Paul Connolly knows that feeling too well. He’s corporate designer by day and a musician slash ‘zine publisher slash promoter slash poster designer by night, but he used to work at a local record store. He said he loved working at the record store because he’s always been into all kinds of music. But it still got old listening to music chosen by other people all day, so it was always sweet to hear the music of his choice when he got home–and that’s what designing posters is like for him. Sure, Connolly has to do them to meet his obligations, but that doesn’t mean he doesn’t glean some pleasure from it.
“It’s a good release,” Connolly said, “I think if I didn’t have anything else to do I’d probably make posters about how to get up and find my bathroom.”
Connolly puts out copies of his posters at concerts for the kids to take home. They pick up the posters and then go to a concert by some hardcore, punk, death metal band and when they leave the shows they still have the posters.
“They’ll roll ‘em up and save ‘em for a whole show,” he said. “I like to think it’s flattering.”
There are many ways to measure the effectiveness of a poster. To Guggemos, having his poster stolen is something to be proud of.

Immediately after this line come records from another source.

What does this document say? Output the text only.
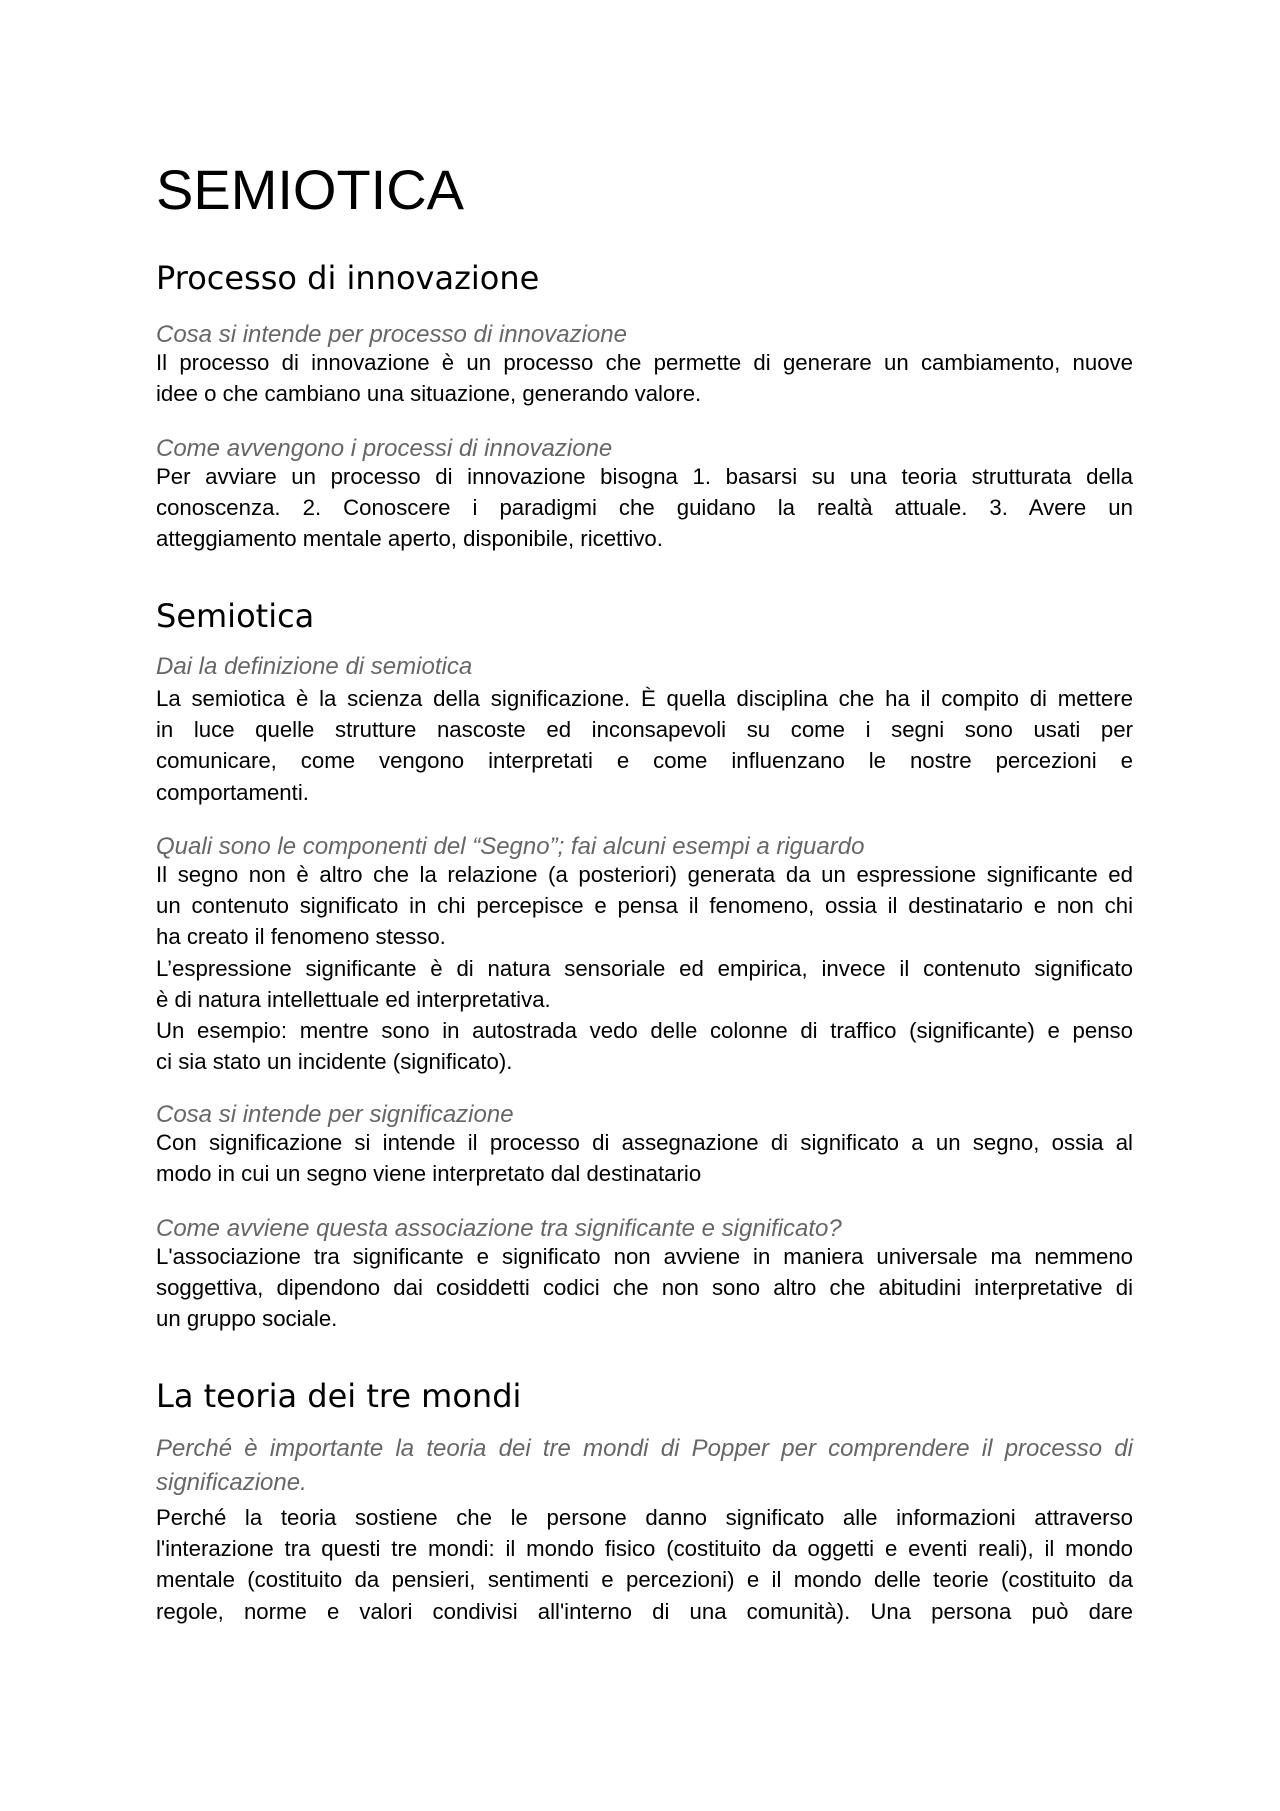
SEMIOTICA
Processo di innovazione

Cosa si intende per processo di innovazione

Il processo di innovazione è un processo che permette di generare un cambiamento, nuove
idee o che cambiano una situazione, generando valore.

Come avvengono i processi di innovazione

Per avviare un processo di innovazione bisogna 1. basarsi su una teoria strutturata della
conoscenza. 2. Conoscere i paradigmi che guidano la realtà attuale. 3. Avere un
atteggiamento mentale aperto, disponibile, ricettivo.

Semiotica

Dai la definizione di semiotica

La semiotica è la scienza della significazione. È quella disciplina che ha il compito di mettere
in luce quelle strutture nascoste ed inconsapevoli su come i segni sono usati per
comunicare, come vengono interpretati e come influenzano le nostre percezioni e
comportamenti.

Quali sono le componenti del “Segno”; fai alcuni esempi a riguardo

Il segno non è altro che la relazione (a posteriori) generata da un espressione significante ed
un contenuto significato in chi percepisce e pensa il fenomeno, ossia il destinatario e non chi
ha creato il fenomeno stesso.
L’espressione significante è di natura sensoriale ed empirica, invece il contenuto significato
è di natura intellettuale ed interpretativa.
Un esempio: mentre sono in autostrada vedo delle colonne di traffico (significante) e penso
ci sia stato un incidente (significato).

Cosa si intende per significazione

Con significazione si intende il processo di assegnazione di significato a un segno, ossia al
modo in cui un segno viene interpretato dal destinatario

Come avviene questa associazione tra significante e significato?

L'associazione tra significante e significato non avviene in maniera universale ma nemmeno
soggettiva, dipendono dai cosiddetti codici che non sono altro che abitudini interpretative di
un gruppo sociale.

La teoria dei tre mondi

Perché è importante la teoria dei tre mondi di Popper per comprendere il processo di
significazione.

Perché la teoria sostiene che le persone danno significato alle informazioni attraverso
l'interazione tra questi tre mondi: il mondo fisico (costituito da oggetti e eventi reali), il mondo
mentale (costituito da pensieri, sentimenti e percezioni) e il mondo delle teorie (costituito da
regole, norme e valori condivisi all'interno di una comunità). Una persona può dare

If they care enough to tear down your posters, at least you know they’re paying attention.
“The only way you know when you’re doing a good poster,” Guggemos said, “is when you put it up and come back and look around–” Guggemos paused for dramatic effect, “–and it’s gone.”
“I hope someone is enjoying it somewhere,” said Connolly, who’s also had his posters stolen, too, and finds it a nuisance, “because now I have to come back on my lunch break.”
Many of these designers know that even their best poster could be more effective if they could reach just a few of the thousands of college students in Duluth and the surrounding area. But the college kids are a tough crowd to reach.
“It always sort of bewildered me,” Connolly said, “that no UMD kids would come down to shows.”
Over the years both Connolly and Guggemos have worked hard to promote shows that ultimately drew very small crowds. Guggemos calculates that if only one percent of the roughly 20,000 (his estimate) college students in Duluth are “weirdos,” (meaning they might attend a show) that there should be 200 kids at some of these shows. Of those 200, half will be “underage, uninformed or unaware.”
But his calculations are flawed, and when the reality sets in, Guggemos admits frustration with the enigma that is the college audience.
“It’s so hard. Getting people to check out music they’ve never seen before is the hardest part of my job,” he says. “Trying to crowbar people out of Grandma’s is impossible. Unless it’s like ‘free beer and boobies,’ people won’t come.”
But that is the life these designers have chosen. And they will no doubt continue, against the long odds, in their struggle to attract large crowds to the small bars and other venues of Duluth. One poster at a time.